Moredun Research Institute, Pentlands Science Park, Bush Loan, Penicuik, Midlothian EH26 0PZ

Job Role

Kathy is an Equine Grass Sickness (EGS) Research Fellow.

EGS is a devastating neurodegenerative disease which despite decades of research is still poorly understood. The actual cause of Equine Grass Sickness is still a mystery, but it appears that a multi-factorial approach is required to tackle such a highly complex disease and ultimately provide a better outcome for equine grass sickness cases.

Together with the collaborative efforts from experts from different disciplines, as well as the establishment of a national database and sample archive (equine as well as environmental derived) as a valuable resource, we will hopefully get to the bottom of this elusive disease.


Kathy’s PhD as well as previous postdoc positions mainly concentrated on elucidating the epigenetic modification DNA methylation, for the identification of potential drug/vaccine targets as well as lifecycle intervention strategies, in the medically important parasite Schistosoma mansoni.

Additionally, she was part of the Wellcome Trust funded FUGI (The Flatworm Functional Genomics Initiative), a project aiming to characterise and understand the stem cell systems in schistosomes in order to establish immortal cell lines, as well as to advance the schistosome genome editing field by the development of CRISPR/CAS9 in this parasite.

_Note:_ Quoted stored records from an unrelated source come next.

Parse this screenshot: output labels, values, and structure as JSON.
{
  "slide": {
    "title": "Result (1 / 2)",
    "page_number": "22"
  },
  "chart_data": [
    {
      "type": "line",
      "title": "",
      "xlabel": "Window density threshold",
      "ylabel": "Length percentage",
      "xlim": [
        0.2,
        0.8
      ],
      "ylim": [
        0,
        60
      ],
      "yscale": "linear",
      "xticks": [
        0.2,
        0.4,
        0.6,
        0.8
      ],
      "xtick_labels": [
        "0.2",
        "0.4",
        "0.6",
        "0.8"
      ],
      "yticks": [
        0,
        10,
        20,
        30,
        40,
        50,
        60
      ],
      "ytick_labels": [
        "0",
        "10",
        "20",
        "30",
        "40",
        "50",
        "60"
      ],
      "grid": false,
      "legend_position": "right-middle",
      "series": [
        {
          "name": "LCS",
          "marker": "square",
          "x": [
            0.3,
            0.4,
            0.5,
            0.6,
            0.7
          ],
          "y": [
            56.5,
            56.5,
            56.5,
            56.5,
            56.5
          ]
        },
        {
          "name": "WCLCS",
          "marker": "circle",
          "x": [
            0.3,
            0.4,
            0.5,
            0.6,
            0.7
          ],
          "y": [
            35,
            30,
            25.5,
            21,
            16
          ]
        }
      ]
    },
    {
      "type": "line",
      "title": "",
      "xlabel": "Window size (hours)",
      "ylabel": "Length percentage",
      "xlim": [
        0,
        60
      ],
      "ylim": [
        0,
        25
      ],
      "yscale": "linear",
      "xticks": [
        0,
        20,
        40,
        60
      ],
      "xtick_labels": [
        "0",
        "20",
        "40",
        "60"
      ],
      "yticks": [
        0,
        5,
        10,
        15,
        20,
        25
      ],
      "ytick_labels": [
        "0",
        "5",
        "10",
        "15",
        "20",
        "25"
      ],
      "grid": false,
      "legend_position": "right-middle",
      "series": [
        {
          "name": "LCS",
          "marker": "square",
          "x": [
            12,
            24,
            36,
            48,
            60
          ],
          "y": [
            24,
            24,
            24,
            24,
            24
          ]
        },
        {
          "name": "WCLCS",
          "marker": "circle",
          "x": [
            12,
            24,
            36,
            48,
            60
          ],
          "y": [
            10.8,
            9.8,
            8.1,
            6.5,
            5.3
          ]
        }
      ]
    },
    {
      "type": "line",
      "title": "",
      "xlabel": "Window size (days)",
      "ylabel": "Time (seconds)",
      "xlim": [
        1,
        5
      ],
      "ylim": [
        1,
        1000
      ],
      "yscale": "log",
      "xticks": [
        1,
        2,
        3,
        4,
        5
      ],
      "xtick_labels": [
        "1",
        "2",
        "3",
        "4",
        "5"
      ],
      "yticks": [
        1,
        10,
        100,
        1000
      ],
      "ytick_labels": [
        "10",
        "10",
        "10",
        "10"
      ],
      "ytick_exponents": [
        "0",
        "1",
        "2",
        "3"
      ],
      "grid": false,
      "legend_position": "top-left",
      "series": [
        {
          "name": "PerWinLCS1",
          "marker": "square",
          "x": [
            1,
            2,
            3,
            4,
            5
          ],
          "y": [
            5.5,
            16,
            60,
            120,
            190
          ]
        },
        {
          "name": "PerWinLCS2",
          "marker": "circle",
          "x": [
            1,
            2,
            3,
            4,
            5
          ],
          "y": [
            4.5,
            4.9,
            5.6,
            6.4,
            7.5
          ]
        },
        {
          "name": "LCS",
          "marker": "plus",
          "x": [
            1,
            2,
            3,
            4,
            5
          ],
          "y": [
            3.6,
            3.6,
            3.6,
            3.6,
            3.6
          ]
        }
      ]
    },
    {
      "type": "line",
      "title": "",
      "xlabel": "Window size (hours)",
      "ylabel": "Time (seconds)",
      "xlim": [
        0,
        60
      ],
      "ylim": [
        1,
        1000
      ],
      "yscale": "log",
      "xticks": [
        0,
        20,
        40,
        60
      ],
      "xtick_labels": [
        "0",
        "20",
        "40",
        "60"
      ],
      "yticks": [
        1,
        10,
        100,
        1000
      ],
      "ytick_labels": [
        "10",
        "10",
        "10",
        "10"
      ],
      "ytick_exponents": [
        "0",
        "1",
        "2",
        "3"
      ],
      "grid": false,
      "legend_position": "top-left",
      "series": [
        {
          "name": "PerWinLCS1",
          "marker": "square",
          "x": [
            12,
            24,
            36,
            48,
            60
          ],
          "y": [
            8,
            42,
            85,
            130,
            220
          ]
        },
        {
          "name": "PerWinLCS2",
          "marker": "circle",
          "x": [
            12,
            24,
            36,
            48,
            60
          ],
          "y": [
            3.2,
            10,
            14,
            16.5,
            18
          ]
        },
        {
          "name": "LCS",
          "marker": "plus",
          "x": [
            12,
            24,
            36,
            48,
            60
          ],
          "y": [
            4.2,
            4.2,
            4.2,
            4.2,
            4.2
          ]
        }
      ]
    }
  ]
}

More recently, her personal interest in the complex host-parasite relationship has driven her research away from the parasites themselves, towards the interaction they have with their molluscan intermediate host.

In addition to her passion for parasitology or infectious diseases in general, Kathy has always been very interested in and keen to improve animal welfare, as animals, especially horses play a big part in her life. After working around 10 years in the field of medical parasitology in Prof Karl Hoffmann’s lab in Aberystwyth, a Horse Trust project here at Moredun allowed her to move into a field of research she always wanted to be in. Since 2018 she has been working on the development a diagnostic ELISA for the detection of cyathostomins in equines, aiming to contribute towards sustainable parasite control in equines and to improve welfare of horses in general.